A situação ficou pior quando os Khoury encontraram um casal de amigos de César, que também frequentavam o hospital San Magno. Foi aí que César não o deixou mais em paz, pois queria que o filho e nora fizessem as vezes de anfitriões para os filhos do casal, que tinham a mesma faixa de idade.
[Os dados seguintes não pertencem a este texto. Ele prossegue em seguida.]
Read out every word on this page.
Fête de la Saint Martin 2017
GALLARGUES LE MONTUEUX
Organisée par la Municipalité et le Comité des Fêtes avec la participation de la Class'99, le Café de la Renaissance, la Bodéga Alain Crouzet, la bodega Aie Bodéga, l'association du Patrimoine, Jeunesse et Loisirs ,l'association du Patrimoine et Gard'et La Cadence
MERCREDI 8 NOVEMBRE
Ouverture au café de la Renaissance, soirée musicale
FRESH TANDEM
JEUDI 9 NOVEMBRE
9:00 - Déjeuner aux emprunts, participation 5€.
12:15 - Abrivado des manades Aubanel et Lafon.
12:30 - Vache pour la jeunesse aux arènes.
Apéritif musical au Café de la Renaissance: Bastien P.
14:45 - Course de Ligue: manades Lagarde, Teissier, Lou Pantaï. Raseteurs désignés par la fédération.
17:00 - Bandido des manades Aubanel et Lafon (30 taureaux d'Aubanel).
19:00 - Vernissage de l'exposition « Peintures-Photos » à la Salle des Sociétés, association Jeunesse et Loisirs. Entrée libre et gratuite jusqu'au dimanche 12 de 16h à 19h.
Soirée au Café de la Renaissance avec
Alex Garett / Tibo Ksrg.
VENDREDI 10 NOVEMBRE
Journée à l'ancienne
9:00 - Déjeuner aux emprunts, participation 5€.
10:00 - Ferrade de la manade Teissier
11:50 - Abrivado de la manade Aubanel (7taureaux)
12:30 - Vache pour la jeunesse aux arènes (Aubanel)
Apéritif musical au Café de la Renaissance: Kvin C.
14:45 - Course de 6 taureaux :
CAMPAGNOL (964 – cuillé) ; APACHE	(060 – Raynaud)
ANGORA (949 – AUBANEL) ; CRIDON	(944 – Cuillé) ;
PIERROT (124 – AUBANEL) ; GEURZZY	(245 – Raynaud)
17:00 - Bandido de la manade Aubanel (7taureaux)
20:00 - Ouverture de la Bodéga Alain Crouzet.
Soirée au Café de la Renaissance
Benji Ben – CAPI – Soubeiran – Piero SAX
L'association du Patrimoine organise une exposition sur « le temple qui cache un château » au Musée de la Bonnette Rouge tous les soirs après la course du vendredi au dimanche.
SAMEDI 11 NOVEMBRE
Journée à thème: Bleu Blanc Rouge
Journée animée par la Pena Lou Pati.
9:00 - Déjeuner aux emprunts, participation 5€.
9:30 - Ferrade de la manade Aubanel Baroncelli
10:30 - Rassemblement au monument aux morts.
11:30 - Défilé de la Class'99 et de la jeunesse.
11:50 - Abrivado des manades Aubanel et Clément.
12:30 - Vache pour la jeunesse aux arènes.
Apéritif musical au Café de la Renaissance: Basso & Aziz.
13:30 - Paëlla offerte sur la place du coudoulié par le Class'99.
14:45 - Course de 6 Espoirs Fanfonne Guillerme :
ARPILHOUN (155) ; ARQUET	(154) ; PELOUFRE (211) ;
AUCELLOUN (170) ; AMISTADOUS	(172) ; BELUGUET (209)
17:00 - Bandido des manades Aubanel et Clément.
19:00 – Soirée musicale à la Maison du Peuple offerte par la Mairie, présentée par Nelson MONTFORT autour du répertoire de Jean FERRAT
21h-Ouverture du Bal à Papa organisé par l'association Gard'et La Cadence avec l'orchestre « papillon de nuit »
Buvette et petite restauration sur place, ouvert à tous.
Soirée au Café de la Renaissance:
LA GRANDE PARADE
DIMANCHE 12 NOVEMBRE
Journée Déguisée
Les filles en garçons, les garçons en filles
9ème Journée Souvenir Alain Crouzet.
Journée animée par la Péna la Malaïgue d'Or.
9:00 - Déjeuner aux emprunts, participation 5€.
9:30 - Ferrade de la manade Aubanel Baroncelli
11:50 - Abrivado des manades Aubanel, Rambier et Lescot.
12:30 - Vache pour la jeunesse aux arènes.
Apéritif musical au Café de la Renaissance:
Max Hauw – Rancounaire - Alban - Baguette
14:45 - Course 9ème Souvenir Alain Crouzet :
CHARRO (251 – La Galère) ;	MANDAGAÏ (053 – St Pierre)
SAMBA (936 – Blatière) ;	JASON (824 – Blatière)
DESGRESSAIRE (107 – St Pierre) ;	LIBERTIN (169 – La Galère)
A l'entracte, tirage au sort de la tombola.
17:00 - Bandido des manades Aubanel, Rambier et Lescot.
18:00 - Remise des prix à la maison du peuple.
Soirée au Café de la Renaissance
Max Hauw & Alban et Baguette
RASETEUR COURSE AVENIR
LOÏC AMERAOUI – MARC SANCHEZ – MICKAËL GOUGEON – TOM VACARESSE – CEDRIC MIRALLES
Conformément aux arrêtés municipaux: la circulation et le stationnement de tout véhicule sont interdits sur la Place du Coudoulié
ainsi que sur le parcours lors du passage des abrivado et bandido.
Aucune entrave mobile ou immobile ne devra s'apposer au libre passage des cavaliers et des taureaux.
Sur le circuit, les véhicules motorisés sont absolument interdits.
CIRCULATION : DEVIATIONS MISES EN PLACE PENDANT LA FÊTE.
No terceiro dia Félix já estava odiando a viagem, era extraordinário pensar que estar em Paris pudesse ser algo desagradável. A noite os Khoury haviam acabado de jantar com os amigos no restaurante do luxuoso hotel em que se hospedavam. Félix não poupou o filho mais velho do casal com suas piadas ácidas, pois o rapaz era um tipo pedante que ele não suportava. Já estava saturado de tudo aquilo, não viajou a Paris para bancar a babá de amigos do seu pai. Após o jantar, César chamou Félix para conversar e o repreendeu severamente por o envergonhar perante seus amigos. Para coroar a noite, teve um discussão com Edith quando foi pro quarto, pois ela queria ir a uma festa com os filhos do amigo de César e Félix não estava nem um pouco disposto a suportar aquela gente pelo resto da noite.

Ele já não aguentava mais tantas discussões e cobranças. Resolveu sair sozinho para espairecer, deixou o hotel e saiu andando sem rumo pelas ruas.